Let \(A\) be a symmetric matrix and \(E\) a symmetric perturbation with \(\|E\|_{\text{op}} = \epsilon\). By Weyl's inequality, the difference between the \(k\)-th eigenvalue of \(A + E\) and the \(k\)-th eigenvalue of \(A\) does not exceed \(\epsilon\). Therefore, to achieve eigenvalue accuracy of \(10^{-6}\), it suffices to control the matrix entry precision to \(O(10^{-6})\).
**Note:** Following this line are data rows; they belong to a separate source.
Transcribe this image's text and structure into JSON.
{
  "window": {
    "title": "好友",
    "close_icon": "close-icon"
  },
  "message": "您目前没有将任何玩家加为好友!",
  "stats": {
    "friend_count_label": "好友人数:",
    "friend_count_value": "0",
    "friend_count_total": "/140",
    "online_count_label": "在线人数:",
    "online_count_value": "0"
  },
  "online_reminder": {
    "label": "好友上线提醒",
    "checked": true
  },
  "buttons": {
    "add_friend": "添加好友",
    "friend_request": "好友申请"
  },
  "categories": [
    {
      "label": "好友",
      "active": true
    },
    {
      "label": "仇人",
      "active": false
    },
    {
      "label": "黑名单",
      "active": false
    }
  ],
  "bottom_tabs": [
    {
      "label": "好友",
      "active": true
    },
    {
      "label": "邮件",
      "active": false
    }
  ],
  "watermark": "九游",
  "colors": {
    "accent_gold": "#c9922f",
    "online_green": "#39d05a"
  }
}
This provides a theoretical guarantee for numerical eigenvalue computation.


Chapter Summary

This chapter demonstrated the central role of linear algebra in optimization theory and algorithms:

  1. The simplex method for linear programming is essentially an iterative process of solving linear systems, with basic feasible solutions corresponding to column selection.
  2. Least squares problems are solved via normal equations, QR decomposition, or SVD; Tikhonov regularization suppresses noise amplification through spectral filtering.
  3. Semidefinite programming generalizes linear programming to matrix spaces, with strong duality as its theoretical cornerstone.
  4. Matrix completion uses nuclear norm relaxation to convert the NP-hard rank constraint problem into convex optimization.
  5. In compressed sensing, the RIP condition (restricted isometry property from linear algebra) guarantees exact recovery via \(\ell_1\) minimization.
  6. PCA achieves optimal dimensionality reduction through SVD; robust PCA separates low-rank and sparse components.
  7. The JL lemma and the Eckart-Young-Mirsky theorem provide theoretical foundations for dimensionality reduction.
  8. The Courant-Fischer theorem and Weyl's inequality are fundamental tools for eigenvalue optimization and perturbation analysis.